I was solving this domain:
$$ f(x)= \sqrt\frac{(e^x-2)^x + \arccos(e^x -2)}{x- \sqrt {x^2 -1}}$$
My solution is: $x^2 \geq 1$ and the argument of the first sqrt $\geq 0$ (can't solve this one) and $0 \leq x \leq \log3$ and $x \geq 2$ and the denominator $\neq 0$ Could you help me to reach the right solution? note1: Missing the x- factor
On
The necesaary conditions are :
$x^2>1$ as the denominator of the function cant be 0 ,
$e^x -2 >0$ as the function $a^x$ is defined for all real x iff a>0.
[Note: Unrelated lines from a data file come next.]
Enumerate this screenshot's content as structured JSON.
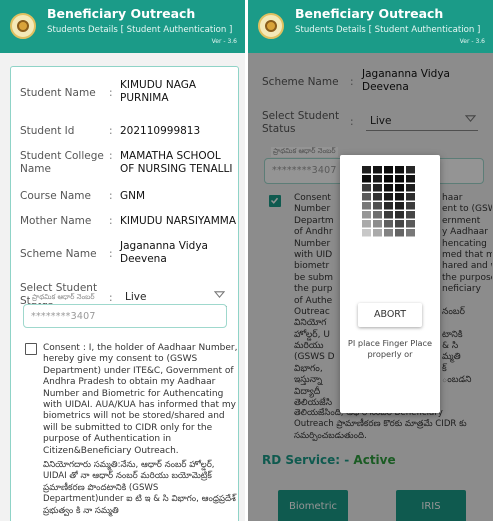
{
  "app": {
    "title": "Beneficiary Outreach",
    "subtitle": "Students Details [ Student Authentication ]",
    "version": "Ver - 3.6"
  },
  "left": {
    "fields": [
      {
        "label": "Student Name",
        "value": "KIMUDU NAGA PURNIMA"
      },
      {
        "label": "Student Id",
        "value": "202110999813"
      },
      {
        "label": "Student College Name",
        "value": "MAMATHA SCHOOL OF NURSING TENALLI"
      },
      {
        "label": "Course Name",
        "value": "GNM"
      },
      {
        "label": "Mother Name",
        "value": "KIMUDU NARSIYAMMA"
      },
      {
        "label": "Scheme Name",
        "value": "Jagananna Vidya Deevena"
      }
    ],
    "status_label": "Select Student Status",
    "status_value": "Live",
    "aadhaar_label": "ప్రాథమిక ఆధార్ నెంబర్",
    "aadhaar_value": "********3407",
    "consent_checked": false,
    "consent_en": "Consent : I, the holder of Aadhaar Number, hereby give my consent to (GSWS Department) under ITE&C, Government of Andhra Pradesh to obtain my Aadhaar Number and Biometric for Authencating with UIDAI. AUA/KUA has informed that my biometrics will not be stored/shared and will be submitted to CIDR only for the purpose of Authentication in Citizen&Beneficiary Outreach.",
    "consent_te": "వినియోగదారు సమ్మతి:నేను, ఆధార్ నంబర్ హోల్డర్, UIDAI తో నా ఆధార్ నంబర్ మరియు బయోమెట్రిక్ ప్రమాణీకరణ పొందటానికి (GSWS Department)under ఐ టి ఇ & సి విభాగం, ఆంధ్రప్రదేశ్ ప్రభుత్వం కి నా సమ్మతి"
  },
  "right": {
    "scheme_label": "Scheme Name",
    "scheme_value": "Jagananna Vidya Deevena",
    "status_label": "Select Student Status",
    "status_value": "Live",
    "aadhaar_label": "ప్రాథమిక ఆధార్ నెంబర్",
    "aadhaar_value": "********3407",
    "consent_checked": true,
    "consent_left": [
      "Consent",
      "Number",
      "Departm",
      "of Andhr",
      "Number",
      "with UID",
      "biometr",
      "be subm",
      "the purp",
      "of Authe",
      "Outreac",
      "వినియోగ",
      "హోల్డర్, U",
      "మరియు",
      "(GSWS D",
      "విభాగం,",
      "ఇస్తున్నా",
      "విద్యాదీ",
      "తెలియజేసి"
    ],
    "consent_right": [
      "haar",
      "ent to (GSWS",
      "ernment",
      "y Aadhaar",
      "hencating",
      "med that my",
      "hared and will",
      "the purpose",
      "neficiary",
      "",
      "నంబర్",
      "",
      "టానికి",
      "& సి",
      "మ్మతి",
      "క్",
      "ంబడని",
      ""
    ],
    "consent_tail": [
      "తెలియజేసింది, ఆధార్ నంబర్ Beneficiary",
      "Outreach ప్రామాణీకరణ కొరకు మాత్రమే CIDR కు",
      "సమర్పించబడుతుంది."
    ],
    "rd_label": "RD Service: -",
    "rd_value": "Active",
    "btn_biometric": "Biometric",
    "btn_iris": "IRIS",
    "dialog": {
      "abort": "ABORT",
      "message": "PI place Finger Place properly or"
    }
  }
}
and $-1\leq e^x -2\leq 1$ for $ arccos(e^x-2)$.
and $x- \sqrt{x^2-1}>0$
Solving these conditions you will get the domain, as we can clearly see that $ arccos(e^x-2)$ and $(e^x -2)^x$ are non negative functions.
You need that
$$\sqrt {x^2 -1}\neq 0 \quad \land\quad x-\sqrt {x^2 -1} \neq0$$
$$-1 \leq e^x -2 \leq 1 \quad \land\quad e^x -2>0 \implies 0 < e^x -2 \leq 1$$
$$\frac{(e^x-2)^x + \arccos(e^x -2)}{x-\sqrt {x^2 -1}}\ge0$$